Unterhalter did not have the full sympathy of the legal fraternity after admitting an unforced error. But a recent highlight from the court was the incisive, instructive sparring between him and Justice Mbuyiseli Madlanga in Eskom Holdings SOC Ltd v Vaal River Development Association (Pty) Ltd and Others.

The applicants sought an interim order for the restoration of full electricity supply after a sudden, drastic reduction by Eskom devastated their community. The question before the court was whether they had a claim to electricity supply as a fundamental right.

Madlanga, in the majority judgment, said “yes”. The residents could not be denied a remedy for the infringement of rights on the basis that Eskom had no duty to supply them power when its decision had caused the misery they suffered.

“The lack of contractual privity does not stand in the way of the residents asserting other rights protected by the Bill of Rights, which have been infringed by the decision to reduce electricity supply substantially … What informs the need for their vindication is the fact of their violation.”

Unterhalter disagreed, saying since Eskom bore the residents no duty to supply power — its contract was with the municipality — there was no prima facie right to interim relief.

“The approach adopted in the second judgment allows a court to read into the facts the rights and their contents that it considers worthy of vindication. That is an invocation of divination at the instance of the court,” he wrote in a dissenting judgment.  

“It is not the role of the courts to do so, nor is it our law.”

The issue is a live one. In a class action suit filed against Eskom and the government for infringing fundamental rights by implementing load-shedding, counsel for the applicants, advocate Tembeka Ngcukaitobi, relies heavily on Madlanga’s ruling.

Ngcukaitobi is a recent addition to the JSC as one of two commissioners appointed by Ramaphosa, and has brought a line of tough, but fair and relevant, questioning to interviews. 

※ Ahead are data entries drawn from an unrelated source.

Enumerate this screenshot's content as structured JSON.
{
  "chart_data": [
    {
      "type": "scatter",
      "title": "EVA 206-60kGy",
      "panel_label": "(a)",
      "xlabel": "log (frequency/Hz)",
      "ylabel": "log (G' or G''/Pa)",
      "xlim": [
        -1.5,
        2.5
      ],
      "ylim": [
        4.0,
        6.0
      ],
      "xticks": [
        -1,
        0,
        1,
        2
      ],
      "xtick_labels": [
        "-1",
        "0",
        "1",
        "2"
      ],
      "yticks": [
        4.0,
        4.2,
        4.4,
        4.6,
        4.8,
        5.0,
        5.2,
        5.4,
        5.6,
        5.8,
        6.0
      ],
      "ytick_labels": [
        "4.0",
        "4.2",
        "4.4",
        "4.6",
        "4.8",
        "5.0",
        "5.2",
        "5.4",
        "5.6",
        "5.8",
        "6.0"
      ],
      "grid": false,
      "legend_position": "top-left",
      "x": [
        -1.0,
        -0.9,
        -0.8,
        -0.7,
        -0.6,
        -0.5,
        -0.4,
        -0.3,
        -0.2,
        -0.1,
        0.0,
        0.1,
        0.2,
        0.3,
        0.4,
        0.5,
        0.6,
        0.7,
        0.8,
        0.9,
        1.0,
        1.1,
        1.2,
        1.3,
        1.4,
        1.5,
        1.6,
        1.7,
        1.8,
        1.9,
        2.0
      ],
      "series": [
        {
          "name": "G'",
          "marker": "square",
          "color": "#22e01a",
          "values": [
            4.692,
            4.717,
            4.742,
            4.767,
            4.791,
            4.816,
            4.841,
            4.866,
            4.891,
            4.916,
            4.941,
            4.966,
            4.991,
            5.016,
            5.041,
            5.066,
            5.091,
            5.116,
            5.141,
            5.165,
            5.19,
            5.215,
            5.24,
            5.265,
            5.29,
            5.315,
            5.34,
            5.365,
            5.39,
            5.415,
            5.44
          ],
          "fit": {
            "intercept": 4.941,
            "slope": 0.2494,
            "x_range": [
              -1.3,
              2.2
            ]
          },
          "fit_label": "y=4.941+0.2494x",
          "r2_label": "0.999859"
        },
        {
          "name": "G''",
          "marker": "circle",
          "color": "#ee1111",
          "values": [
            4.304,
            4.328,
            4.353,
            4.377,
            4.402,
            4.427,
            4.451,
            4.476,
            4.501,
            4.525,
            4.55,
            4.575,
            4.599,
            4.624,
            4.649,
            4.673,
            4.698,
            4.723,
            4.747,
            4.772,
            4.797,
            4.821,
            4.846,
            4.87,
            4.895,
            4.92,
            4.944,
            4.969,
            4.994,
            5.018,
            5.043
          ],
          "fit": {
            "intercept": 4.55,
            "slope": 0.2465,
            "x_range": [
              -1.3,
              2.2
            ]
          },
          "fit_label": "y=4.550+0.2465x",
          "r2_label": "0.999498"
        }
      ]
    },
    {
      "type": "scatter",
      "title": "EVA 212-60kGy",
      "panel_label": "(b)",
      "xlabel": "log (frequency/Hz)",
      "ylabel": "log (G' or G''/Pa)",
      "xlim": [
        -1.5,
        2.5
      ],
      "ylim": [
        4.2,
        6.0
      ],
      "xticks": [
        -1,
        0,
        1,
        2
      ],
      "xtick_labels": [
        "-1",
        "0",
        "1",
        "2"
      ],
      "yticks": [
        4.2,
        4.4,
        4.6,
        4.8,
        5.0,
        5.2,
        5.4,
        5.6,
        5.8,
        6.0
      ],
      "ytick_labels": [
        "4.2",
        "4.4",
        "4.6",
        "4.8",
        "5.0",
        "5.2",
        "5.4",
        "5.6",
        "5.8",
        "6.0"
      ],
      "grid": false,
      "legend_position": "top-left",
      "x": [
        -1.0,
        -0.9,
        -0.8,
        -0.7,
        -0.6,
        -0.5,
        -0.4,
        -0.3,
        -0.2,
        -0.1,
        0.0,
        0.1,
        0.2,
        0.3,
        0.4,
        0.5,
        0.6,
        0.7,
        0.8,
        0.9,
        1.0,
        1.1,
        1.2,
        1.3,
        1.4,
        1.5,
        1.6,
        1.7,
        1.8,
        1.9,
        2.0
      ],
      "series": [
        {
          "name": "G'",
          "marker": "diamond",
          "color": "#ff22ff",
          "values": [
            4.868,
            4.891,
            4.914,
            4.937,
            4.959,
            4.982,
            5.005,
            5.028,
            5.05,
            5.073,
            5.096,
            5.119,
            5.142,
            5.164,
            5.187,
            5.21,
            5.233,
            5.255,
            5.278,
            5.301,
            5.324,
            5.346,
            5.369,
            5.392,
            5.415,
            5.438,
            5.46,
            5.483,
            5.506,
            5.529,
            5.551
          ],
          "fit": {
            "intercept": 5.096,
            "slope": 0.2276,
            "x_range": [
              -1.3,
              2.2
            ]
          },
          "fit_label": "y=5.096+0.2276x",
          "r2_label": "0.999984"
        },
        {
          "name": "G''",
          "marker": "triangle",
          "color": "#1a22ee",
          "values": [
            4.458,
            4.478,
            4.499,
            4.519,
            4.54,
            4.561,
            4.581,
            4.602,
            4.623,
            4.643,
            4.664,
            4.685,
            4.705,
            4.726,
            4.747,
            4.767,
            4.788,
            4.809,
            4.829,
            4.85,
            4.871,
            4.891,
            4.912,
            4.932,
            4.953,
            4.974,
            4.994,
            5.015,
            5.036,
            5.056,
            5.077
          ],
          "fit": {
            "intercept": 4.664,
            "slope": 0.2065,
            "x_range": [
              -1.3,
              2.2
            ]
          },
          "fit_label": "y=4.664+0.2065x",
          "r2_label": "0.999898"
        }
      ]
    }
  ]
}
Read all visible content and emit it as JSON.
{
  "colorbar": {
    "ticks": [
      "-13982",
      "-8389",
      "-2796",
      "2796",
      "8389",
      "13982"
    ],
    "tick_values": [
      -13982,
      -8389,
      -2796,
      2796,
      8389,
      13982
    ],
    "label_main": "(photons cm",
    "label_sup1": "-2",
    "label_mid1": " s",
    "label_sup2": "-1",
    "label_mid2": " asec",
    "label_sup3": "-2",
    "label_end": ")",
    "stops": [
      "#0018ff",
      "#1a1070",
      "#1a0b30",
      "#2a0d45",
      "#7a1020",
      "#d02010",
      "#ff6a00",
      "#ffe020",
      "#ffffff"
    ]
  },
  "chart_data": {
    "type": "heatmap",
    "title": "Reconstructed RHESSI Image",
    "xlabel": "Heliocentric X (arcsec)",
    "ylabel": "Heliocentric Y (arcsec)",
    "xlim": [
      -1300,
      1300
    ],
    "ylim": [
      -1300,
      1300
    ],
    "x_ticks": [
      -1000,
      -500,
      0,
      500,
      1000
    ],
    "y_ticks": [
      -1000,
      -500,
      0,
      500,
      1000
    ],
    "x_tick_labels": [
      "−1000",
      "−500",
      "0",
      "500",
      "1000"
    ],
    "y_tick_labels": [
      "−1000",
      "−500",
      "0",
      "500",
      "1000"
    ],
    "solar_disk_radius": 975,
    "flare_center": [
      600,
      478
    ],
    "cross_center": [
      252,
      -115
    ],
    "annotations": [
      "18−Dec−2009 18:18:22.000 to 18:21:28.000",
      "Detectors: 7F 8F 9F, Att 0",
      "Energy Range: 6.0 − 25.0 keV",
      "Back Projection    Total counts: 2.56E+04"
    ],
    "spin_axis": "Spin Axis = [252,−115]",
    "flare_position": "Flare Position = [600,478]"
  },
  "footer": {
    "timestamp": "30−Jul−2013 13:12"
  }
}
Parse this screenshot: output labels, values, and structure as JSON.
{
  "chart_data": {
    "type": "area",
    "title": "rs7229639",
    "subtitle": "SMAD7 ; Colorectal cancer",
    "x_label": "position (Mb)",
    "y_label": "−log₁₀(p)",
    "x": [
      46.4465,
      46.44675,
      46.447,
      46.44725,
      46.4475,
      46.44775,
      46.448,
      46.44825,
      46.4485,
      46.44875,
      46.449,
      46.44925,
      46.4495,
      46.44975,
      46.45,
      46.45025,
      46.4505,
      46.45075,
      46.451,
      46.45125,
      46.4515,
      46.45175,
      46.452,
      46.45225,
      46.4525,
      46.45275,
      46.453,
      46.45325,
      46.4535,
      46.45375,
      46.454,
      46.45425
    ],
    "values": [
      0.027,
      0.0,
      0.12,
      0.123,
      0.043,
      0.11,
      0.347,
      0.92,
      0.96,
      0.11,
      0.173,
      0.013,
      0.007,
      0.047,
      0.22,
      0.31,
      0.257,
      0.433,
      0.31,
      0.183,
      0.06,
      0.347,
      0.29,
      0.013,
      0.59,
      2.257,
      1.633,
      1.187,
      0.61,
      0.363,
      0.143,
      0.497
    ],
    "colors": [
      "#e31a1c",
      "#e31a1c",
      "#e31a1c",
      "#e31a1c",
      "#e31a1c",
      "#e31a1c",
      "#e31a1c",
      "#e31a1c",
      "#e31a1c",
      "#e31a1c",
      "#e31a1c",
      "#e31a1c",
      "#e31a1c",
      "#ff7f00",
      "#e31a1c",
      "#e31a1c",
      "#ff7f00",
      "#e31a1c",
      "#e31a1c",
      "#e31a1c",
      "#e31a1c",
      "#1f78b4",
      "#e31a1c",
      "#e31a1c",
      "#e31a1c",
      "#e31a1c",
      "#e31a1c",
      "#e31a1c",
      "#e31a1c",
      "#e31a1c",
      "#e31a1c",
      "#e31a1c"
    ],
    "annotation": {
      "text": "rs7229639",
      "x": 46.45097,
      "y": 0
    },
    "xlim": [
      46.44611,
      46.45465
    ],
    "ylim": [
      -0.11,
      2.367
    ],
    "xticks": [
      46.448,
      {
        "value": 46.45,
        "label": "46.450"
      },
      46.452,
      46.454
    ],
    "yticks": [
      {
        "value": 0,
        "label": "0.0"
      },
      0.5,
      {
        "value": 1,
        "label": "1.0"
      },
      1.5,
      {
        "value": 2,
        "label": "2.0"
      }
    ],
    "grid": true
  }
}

But neither a rotation of commissioners, nor the more disciplined chairing of Chief Justice Raymond Zondo, has prevented interviews from descending into political ambush.

Professor Pierre de Vos from the University of Cape Town said the politicisation of judicial appointments may be rooted in a wider politicising of the legal profession.

“All of the things that happen at the JSC happen in the context of the rise of popular politics within the legal profession.

“In a way, that is reflected in what happens at the JSC and I think it makes it much more difficult for people who think that they are a bit above this petty politics to put their names forward, especially for the constitutional court, because you are going to get a flak.”

It is not yet clear whether draft criteria for judicial appointment published by the JSC in October will apply from Monday when, over five days, it will interview candidates for the high courts in Eastern Cape, Gauteng, Limpopo, Northern Cape, North West and Mpumulanaga, where Judge President Francis Legodi is retiring.

The 10-page document expands significantly on criteria adopted in 2010 which were concerned with three main questions — whether a candidate was appropriately qualified, and a fit and proper person, and how their appointment would reflect the racial and gender composition of the country.